Filling holes with soil
Holes created by animals can be filled with new topsoil and packed to create a flat area. Once done, you’ll need to over-seed the area. The approach can also be used in dealing with deep dents in lawn which are covered with grass. Here are the steps
- Remove the sod over the low spot using a sod cutter or a hoe. Safely keep the sod if you plan to reuse it or discard if you will install a new one
- Shovel generous amount of topsoil into the hole or where you have removed the sod until the area becomes even with the rest.
- While adding topsoil, also keep adding water to help the soil settle properly
- Now reinstall your sod or use a new one depending on what you prefer
- Thoroughly water the new sod until the grass gets established
Re-grading your yard
Topdressing or filling with topsoil is not likely to solve the problem when your lawn has severe bumps and sunken depressions. You may need to re-grade the area and establish a new lawn. Depending with the size of your yard, you may have to use more advanced equipment like a grader tractor.

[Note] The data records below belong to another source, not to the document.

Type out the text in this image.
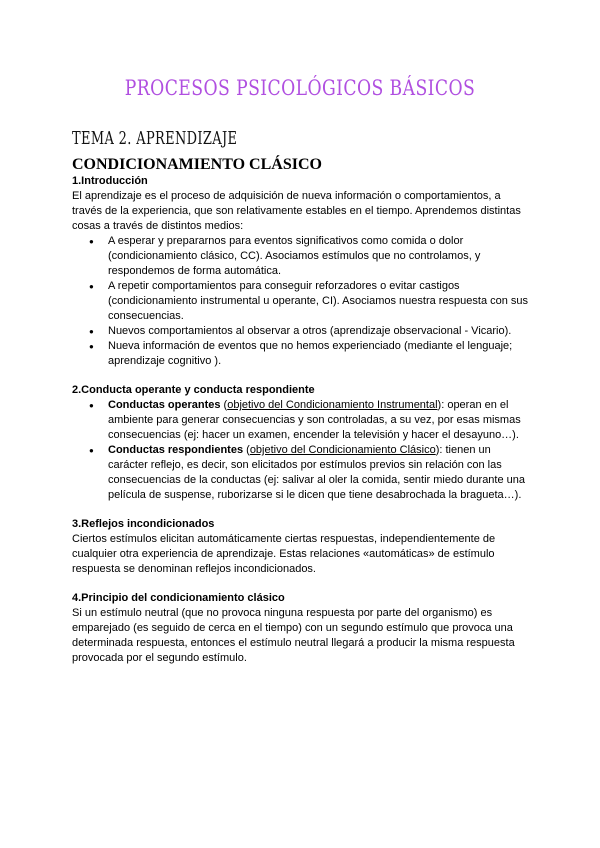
PROCESOS PSICOLÓGICOS BÁSICOS
TEMA 2. APRENDIZAJE
CONDICIONAMIENTO CLÁSICO
1.Introducción

El aprendizaje es el proceso de adquisición de nueva información o comportamientos, a través de la experiencia, que son relativamente estables en el tiempo. Aprendemos distintas cosas a través de distintos medios:

● A esperar y prepararnos para eventos significativos como comida o dolor (condicionamiento clásico, CC). Asociamos estímulos que no controlamos, y respondemos de forma automática.
● A repetir comportamientos para conseguir reforzadores o evitar castigos (condicionamiento instrumental u operante, CI). Asociamos nuestra respuesta con sus consecuencias.
● Nuevos comportamientos al observar a otros (aprendizaje observacional - Vicario).
● Nueva información de eventos que no hemos experienciado (mediante el lenguaje; aprendizaje cognitivo ).
2.Conducta operante y conducta respondiente
● Conductas operantes (objetivo del Condicionamiento Instrumental): operan en el ambiente para generar consecuencias y son controladas, a su vez, por esas mismas consecuencias (ej: hacer un examen, encender la televisión y hacer el desayuno…).
● Conductas respondientes (objetivo del Condicionamiento Clásico): tienen un carácter reflejo, es decir, son elicitados por estímulos previos sin relación con las consecuencias de la conductas (ej: salivar al oler la comida, sentir miedo durante una película de suspense, ruborizarse si le dicen que tiene desabrochada la bragueta…).
3.Reflejos incondicionados

Ciertos estímulos elicitan automáticamente ciertas respuestas, independientemente de cualquier otra experiencia de aprendizaje. Estas relaciones «automáticas» de estímulo respuesta se denominan reflejos incondicionados.

4.Principio del condicionamiento clásico

Si un estímulo neutral (que no provoca ninguna respuesta por parte del organismo) es emparejado (es seguido de cerca en el tiempo) con un segundo estímulo que provoca una determinada respuesta, entonces el estímulo neutral llegará a producir la misma respuesta provocada por el segundo estímulo.
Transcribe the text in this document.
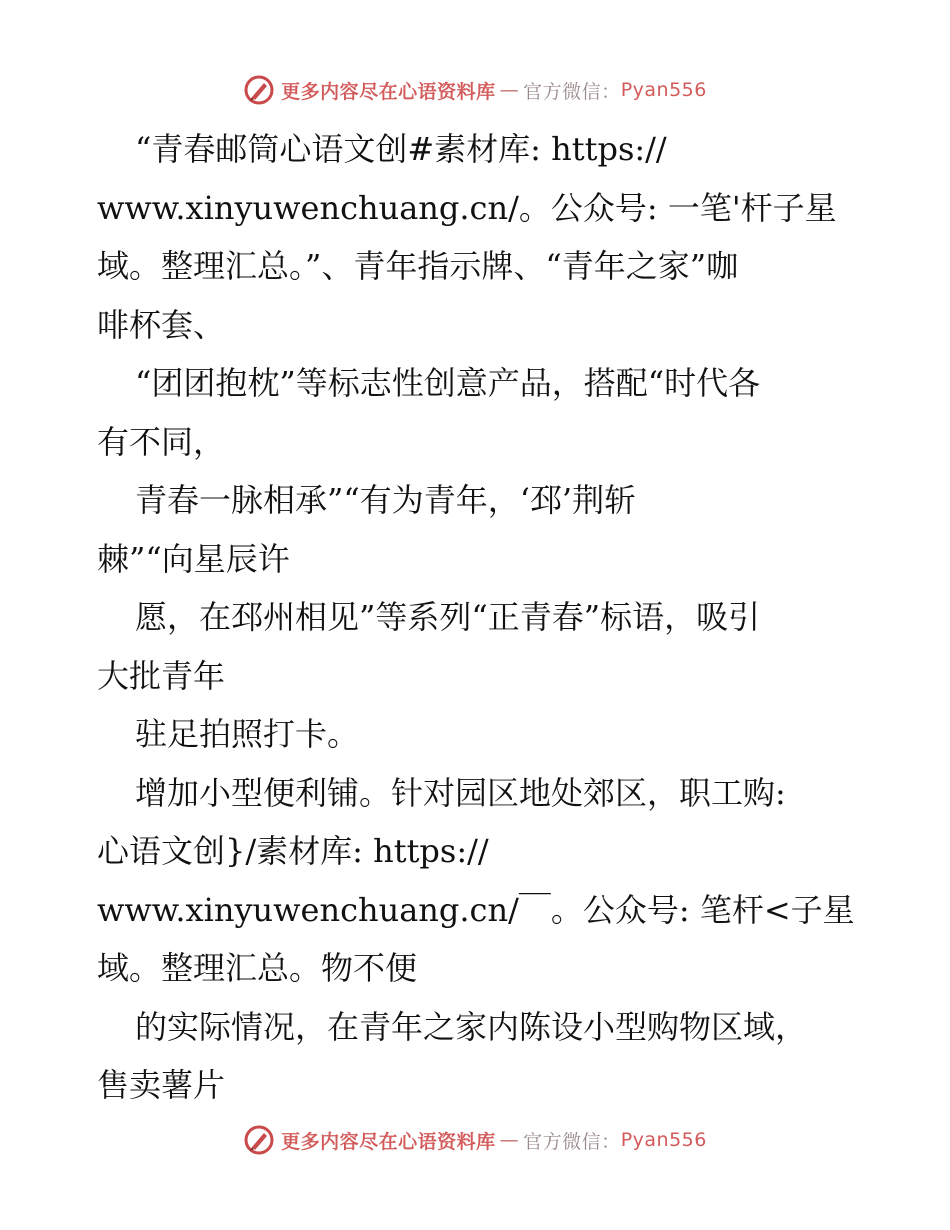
更多内容尽在心语资料库 — 官方微信： Pyan556
“青春邮筒心语文创#素材库: https://
www.xinyuwenchuang.cn/。公众号: 一笔'杆子星
域。整理汇总。”、青年指示牌、“青年之家”咖
啡杯套、
“团团抱枕”等标志性创意产品，搭配“时代各
有不同，
青春一脉相承”“有为青年，‘邳’荆斩
棘”“向星辰许
愿，在邳州相见”等系列“正青春”标语，吸引
大批青年
驻足拍照打卡。
增加小型便利铺。针对园区地处郊区，职工购:
心语文创}/素材库: https://
www.xinyuwenchuang.cn/￣。公众号: 笔杆<子星
域。整理汇总。物不便
的实际情况，在青年之家内陈设小型购物区域，
售卖薯片
更多内容尽在心语资料库 — 官方微信： Pyan556
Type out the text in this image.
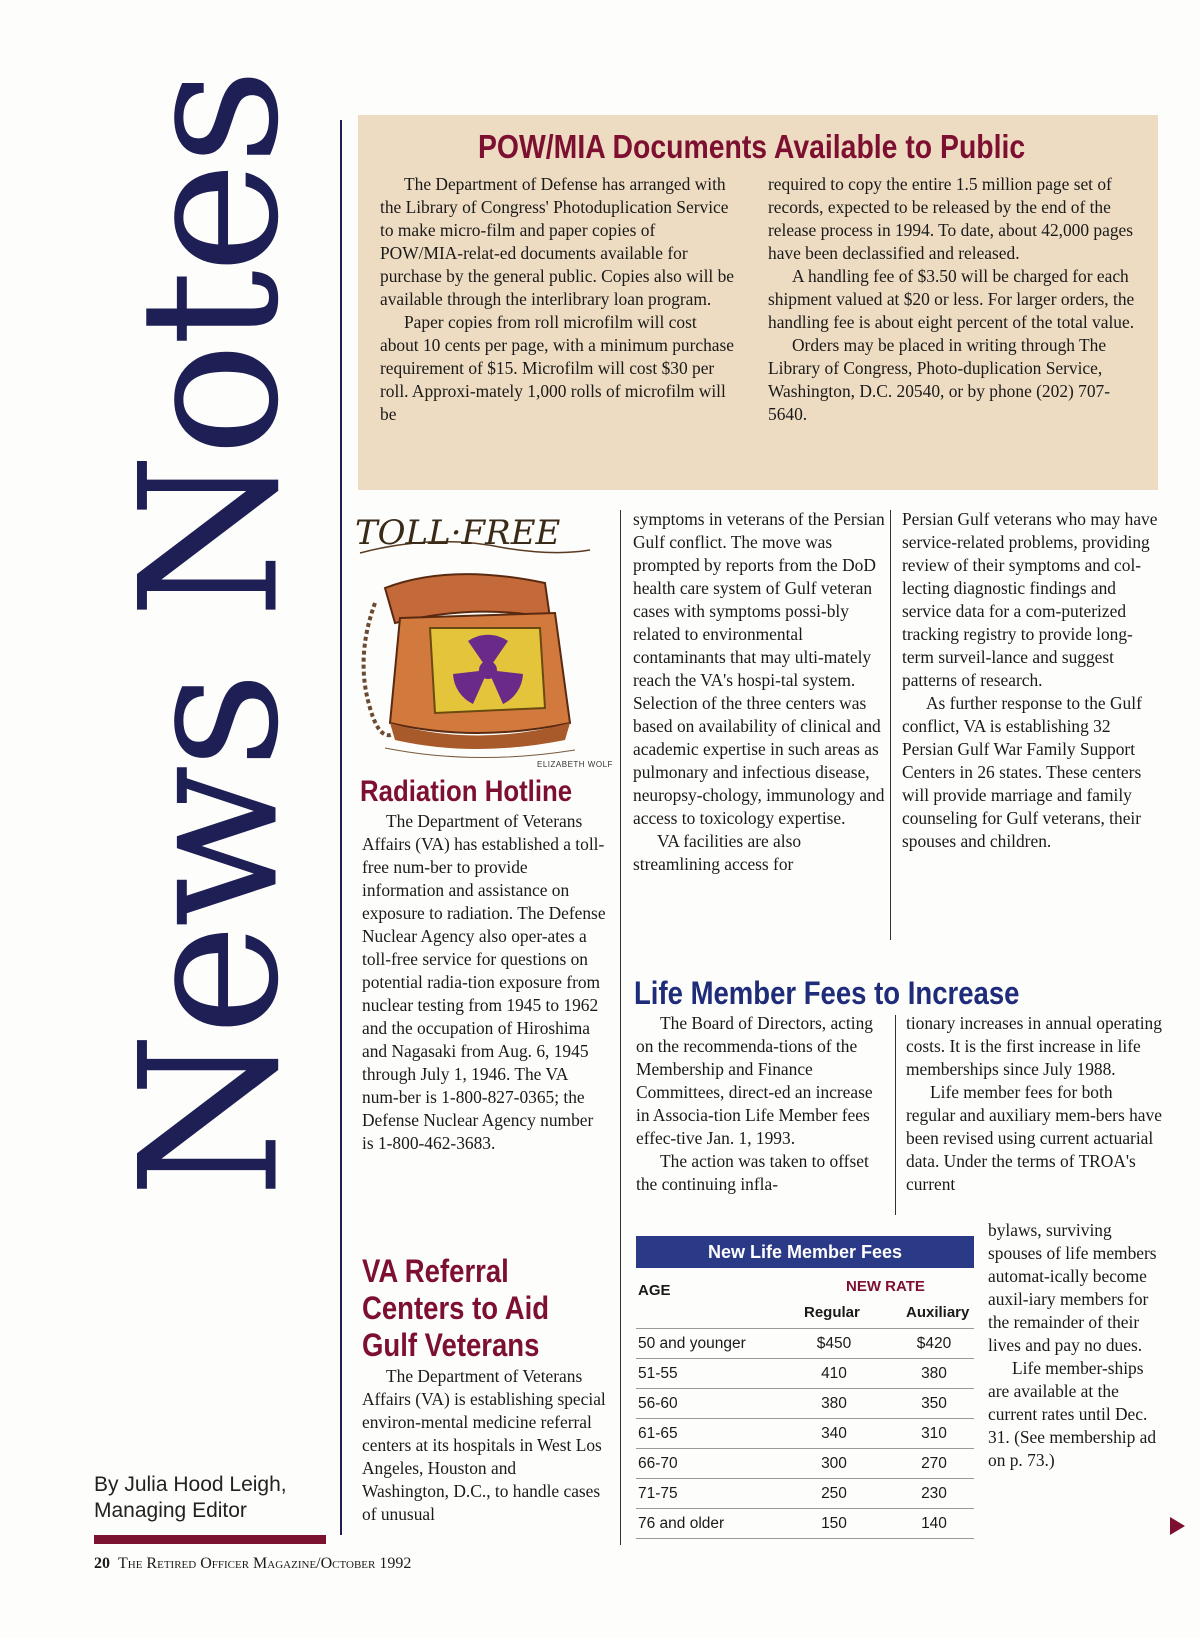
News Notes
By Julia Hood Leigh,
Managing Editor
POW/MIA Documents Available to Public

The Department of Defense has arranged with the Library of Congress' Photoduplication Service to make micro-film and paper copies of POW/MIA-relat-ed documents available for purchase by the general public. Copies also will be available through the interlibrary loan program.

Paper copies from roll microfilm will cost about 10 cents per page, with a minimum purchase requirement of $15. Microfilm will cost $30 per roll. Approxi-mately 1,000 rolls of microfilm will be

required to copy the entire 1.5 million page set of records, expected to be released by the end of the release process in 1994. To date, about 42,000 pages have been declassified and released.

A handling fee of $3.50 will be charged for each shipment valued at $20 or less. For larger orders, the handling fee is about eight percent of the total value.

Orders may be placed in writing through The Library of Congress, Photo-duplication Service, Washington, D.C. 20540, or by phone (202) 707-5640.

TOLL·FREE
ELIZABETH WOLF
Radiation Hotline

The Department of Veterans Affairs (VA) has established a toll-free num-ber to provide information and assistance on exposure to radiation. The Defense Nuclear Agency also oper-ates a toll-free service for questions on potential radia-tion exposure from nuclear testing from 1945 to 1962 and the occupation of Hiroshima and Nagasaki from Aug. 6, 1945 through July 1, 1946. The VA num-ber is 1-800-827-0365; the Defense Nuclear Agency number is 1-800-462-3683.

VA Referral
Centers to Aid
Gulf Veterans

The Department of Veterans Affairs (VA) is establishing special environ-mental medicine referral centers at its hospitals in West Los Angeles, Houston and Washington, D.C., to handle cases of unusual

symptoms in veterans of the Persian Gulf conflict. The move was prompted by reports from the DoD health care system of Gulf veteran cases with symptoms possi-bly related to environmental contaminants that may ulti-mately reach the VA's hospi-tal system. Selection of the three centers was based on availability of clinical and academic expertise in such areas as pulmonary and infectious disease, neuropsy-chology, immunology and access to toxicology expertise.

VA facilities are also streamlining access for

Persian Gulf veterans who may have service-related problems, providing review of their symptoms and col-lecting diagnostic findings and service data for a com-puterized tracking registry to provide long-term surveil-lance and suggest patterns of research.

As further response to the Gulf conflict, VA is establishing 32 Persian Gulf War Family Support Centers in 26 states. These centers will provide marriage and family counseling for Gulf veterans, their spouses and children.

Life Member Fees to Increase

The Board of Directors, acting on the recommenda-tions of the Membership and Finance Committees, direct-ed an increase in Associa-tion Life Member fees effec-tive Jan. 1, 1993.

The action was taken to offset the continuing infla-

tionary increases in annual operating costs. It is the first increase in life memberships since July 1988.

Life member fees for both regular and auxiliary mem-bers have been revised using current actuarial data. Under the terms of TROA's current

bylaws, surviving spouses of life members automat-ically become auxil-iary members for the remainder of their lives and pay no dues.

Life member-ships are available at the current rates until Dec. 31. (See membership ad on p. 73.)

New Life Member Fees
AGE	NEW RATE
Regular	Auxiliary
50 and younger	$450	$420
51-55	410	380
56-60	380	350
61-65	340	310
66-70	300	270
71-75	250	230
76 and older	150	140
20 The Retired Officer Magazine/October 1992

When grading, you should always aim at sloping the ground away from your house or patio. This is to prevent cases standing water in yard when it rains which not only affect the health of your grass but also your foundations. The maximum slope in a lawn should be no more than twelve inches for every four feet. Here is how it’s done:
- Drive stakes in the ground and use a transit level to establish a slope line for the yard. The equipment can be hired from a nearby landscaping store or you can hire a professional service.
- Next, remove the topsoil from the target area. You may use simple tools like a hoe, shovel and a wheelbarrow or hire grading services when dealing with a large yard.
- Once done, spread two-inches of topsoil and till it into the first two-inches of subsoil. This will blend the two layers of soil which helps in solving drainage issues in the soil.
- Finally, spread about 4 inches of the rest of the topsoil on the area as you aim for the last grade to match your outdoor fixtures like patios, driveways, walkways or the adjacent existing lawn.
- Once everything is set, you can start a new lawn from seed or sod installation. Then keep watering the new lawn until your grass gets established.
A lawn without bumps and depressions provides a safe place to walk on, for kids to play and for sporting activities. Lawn maintenance also becomes enjoyable when dealing with flat even surface. However, it is not a surprise for your lawn to become bumpy. If this happen, I hope you now know why and what to do.